Since current parsers are unable to tell whether a particular sequence
is direct speech or not, it is useful to delimit the left and right
periphery of (what will eventually become) the QTP by adding DOUBLE
QUOTEs. The annotator can add DOUBLE QUOTEs at any time before the
parsing stage, probably most conveniently during punctuating. Since the
transcript needs to be punctuated anyway, no significant human effort is
added. But if marking direct speech and adding QTP is left to the
parsing correction stage, the human effort is considerable, since the
annotator there has to essentially duplicate the effort of the
punctuating pass by reading each token to determine if it is an instance
of direct speech.
Splitting and joining words
In general, splitting and joining words should be done by script and not
by hand. However, for cases that have been overlooked by the relevant
scripts, splitting and joining can be done at any stage of processing in
accordance with the applicable
conventions. It goes without saying that the cases should be added
to the relevant scripts to expedite future processing.
you ← need to join
all
don't ← need to split
you=all ← joined
do@ ← split
@n't
Tag questions
TAG is used as a provisional disfluency marker to enclose tag questions
(as opposed to other parenthetical questions).
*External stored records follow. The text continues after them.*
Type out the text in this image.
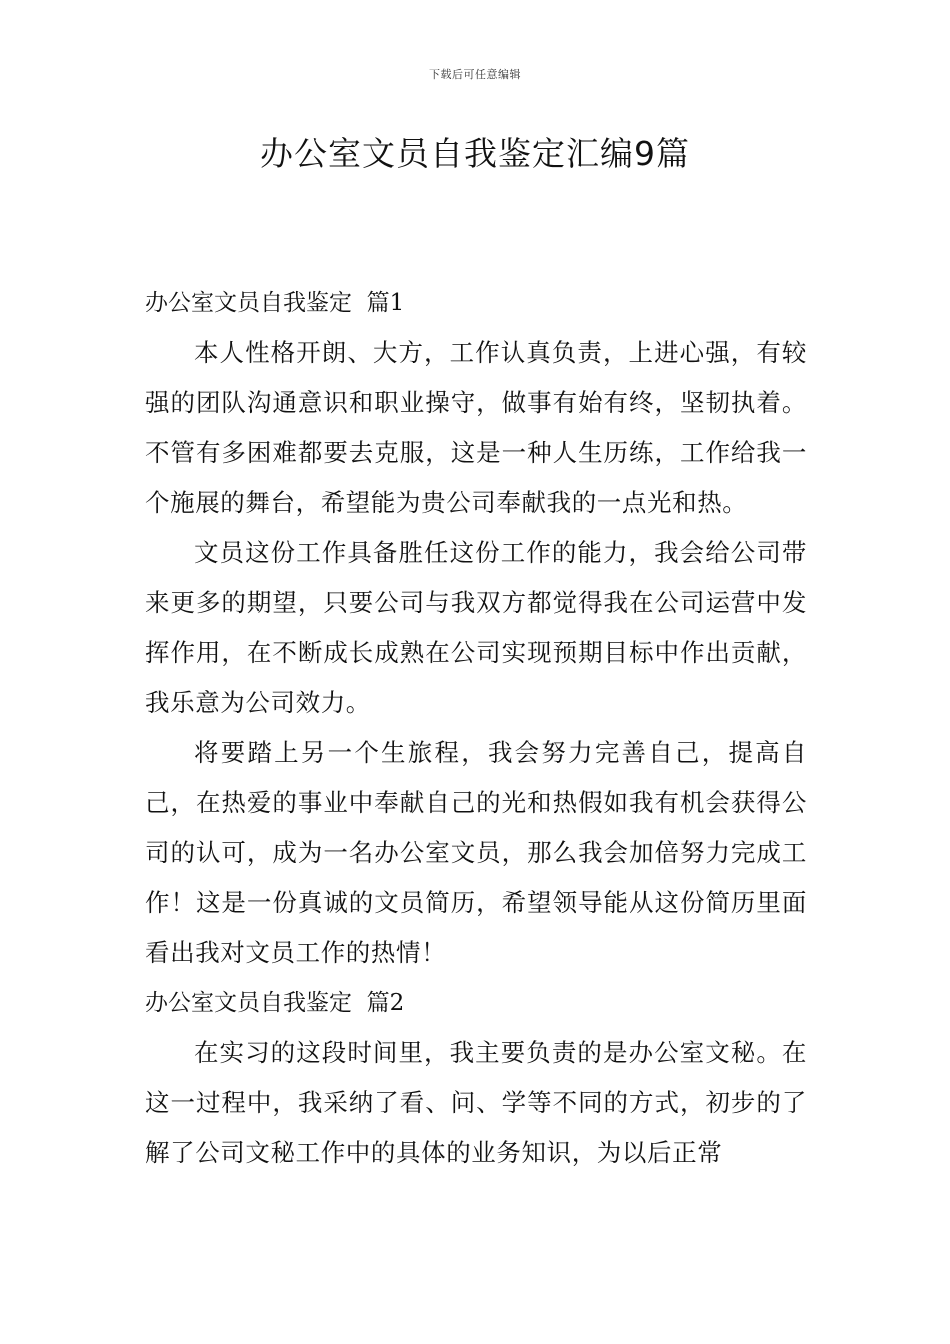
下载后可任意编辑
办公室文员自我鉴定汇编9篇

办公室文员自我鉴定  篇1

本人性格开朗、大方，工作认真负责，上进心强，有较强的团队沟通意识和职业操守，做事有始有终，坚韧执着。不管有多困难都要去克服，这是一种人生历练，工作给我一个施展的舞台，希望能为贵公司奉献我的一点光和热。

文员这份工作具备胜任这份工作的能力，我会给公司带来更多的期望，只要公司与我双方都觉得我在公司运营中发挥作用，在不断成长成熟在公司实现预期目标中作出贡献，我乐意为公司效力。

将要踏上另一个生旅程，我会努力完善自己，提高自己，在热爱的事业中奉献自己的光和热假如我有机会获得公司的认可，成为一名办公室文员，那么我会加倍努力完成工作！这是一份真诚的文员简历，希望领导能从这份简历里面看出我对文员工作的热情！

办公室文员自我鉴定  篇2

在实习的这段时间里，我主要负责的是办公室文秘。在这一过程中，我采纳了看、问、学等不同的方式，初步的了解了公司文秘工作中的具体的业务知识，为以后正常
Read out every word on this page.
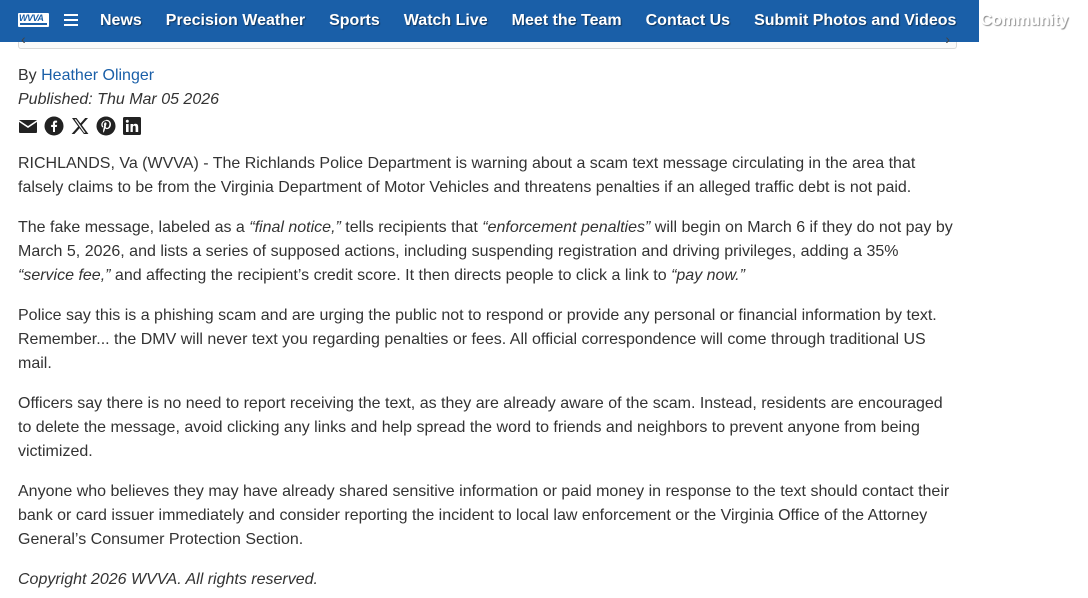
WVVA	News Precision Weather Sports Watch Live Meet the Team Contact Us Submit Photos and Videos Community
‹	›

By Heather Olinger

Published: Thu Mar 05 2026

RICHLANDS, Va (WVVA) - The Richlands Police Department is warning about a scam text message circulating in the area that falsely claims to be from the Virginia Department of Motor Vehicles and threatens penalties if an alleged traffic debt is not paid.

The fake message, labeled as a “final notice,” tells recipients that “enforcement penalties” will begin on March 6 if they do not pay by March 5, 2026, and lists a series of supposed actions, including suspending registration and driving privileges, adding a 35% “service fee,” and affecting the recipient’s credit score. It then directs people to click a link to “pay now.”

Police say this is a phishing scam and are urging the public not to respond or provide any personal or financial information by text. Remember... the DMV will never text you regarding penalties or fees. All official correspondence will come through traditional US mail.

Officers say there is no need to report receiving the text, as they are already aware of the scam. Instead, residents are encouraged to delete the message, avoid clicking any links and help spread the word to friends and neighbors to prevent anyone from being victimized.

Anyone who believes they may have already shared sensitive information or paid money in response to the text should contact their bank or card issuer immediately and consider reporting the incident to local law enforcement or the Virginia Office of the Attorney General’s Consumer Protection Section.

Copyright 2026 WVVA. All rights reserved.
Once tag questions are
marked with a TAG dash tag (CP-QUE-TAG), the TAG disfluency marker is
replaced by PAREN.
Problematic characters
Exclamation point
As noted in the section on punctuation, the use
of EXCLAMATION POINT (affectionately referred to as "bang" in
programming circles) is deprecated as it interacts with the syntax of
shells and therefore often leads to problems in connection with regular
expression searches.
Quotation marks
Quotation marks, both single and double, can raise more or less serious
complications for formatting and searching in the course of corpus
building. The workaround is to replace them in the private corpus with
innocuous sequences (SINGLE_QUOTE and DOUBLE_QUOTE, SQUO and DQUO, or
the like) and to restore them in the public version.